MUTED
I awake in near darkness. Birdsong filters through blackout curtains and the more persistent streams of light follow suit. My roommate's cat purrs in the next room every time she exhales, paws curling out under the closed hallway door. The neighbor's dog hasn't started barking, but I can hear their kids outside piling into the car. Their laughs are like windchimes but their windchimes stay silent. Traffic crescendos, a purr in its own right—but no horns pierce it yet. Someone's either getting dressed or rolling back over upstairs. I roll back over as well and drift away.
The windchimes howl like a gutted wolf and a pissed driver screams their horn straight into my ear and the cat yowls how badly she needs out and the dog needs her out too so it can have something to bark at and the birds only tweet tritones, as if she'd ever catch them—I scrape away the dew from my eyes and everything squeals into focus all at once. Shit, shit, shit, I'm probably late for work or class so I scramble some clothes together and step into the shower before remembering I have to do that with my clothes off, so I brush my teeth and find new dry clothes as fast as I can. The tranquility of the morning suffocates in the rush of the morning—where the hell is my phone? I starting looking around for it and see the cat yawn before curling back up. The birds go diatonic again. As soon as the world starts to roll back over I spot it.

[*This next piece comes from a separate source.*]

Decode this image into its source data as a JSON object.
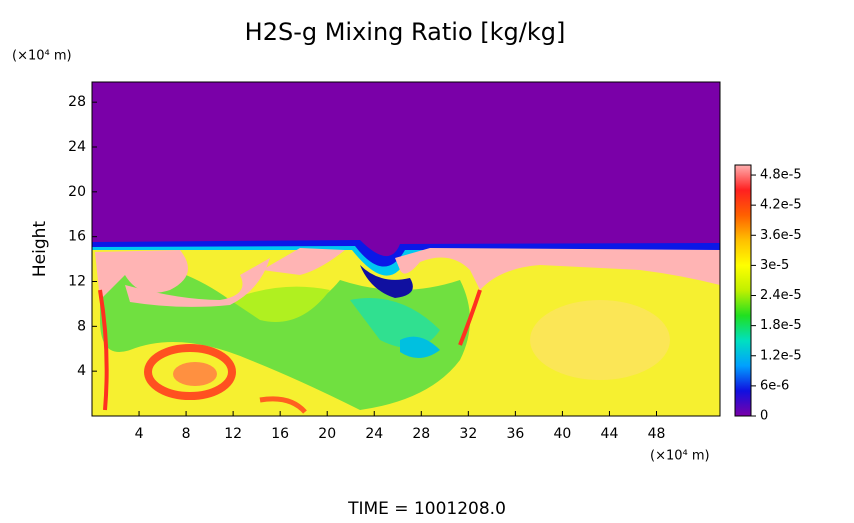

The windchimes quiet down again. I reach for the phone, and as I grab it it jolts to life with the sound of electronic chimes. In turn, my watch in the other corner of the room starts its cuckoo cuckoo beep and the clock in the other other corner beats like a car alarm. 8:00 A.M.—right on time. Panic gives way to peace and I let them ring over each other for a minute. Then I make my rounds—click, click, click. I crawl back into bed fully clothed and roll back over with the world, muted for another 9 minutes.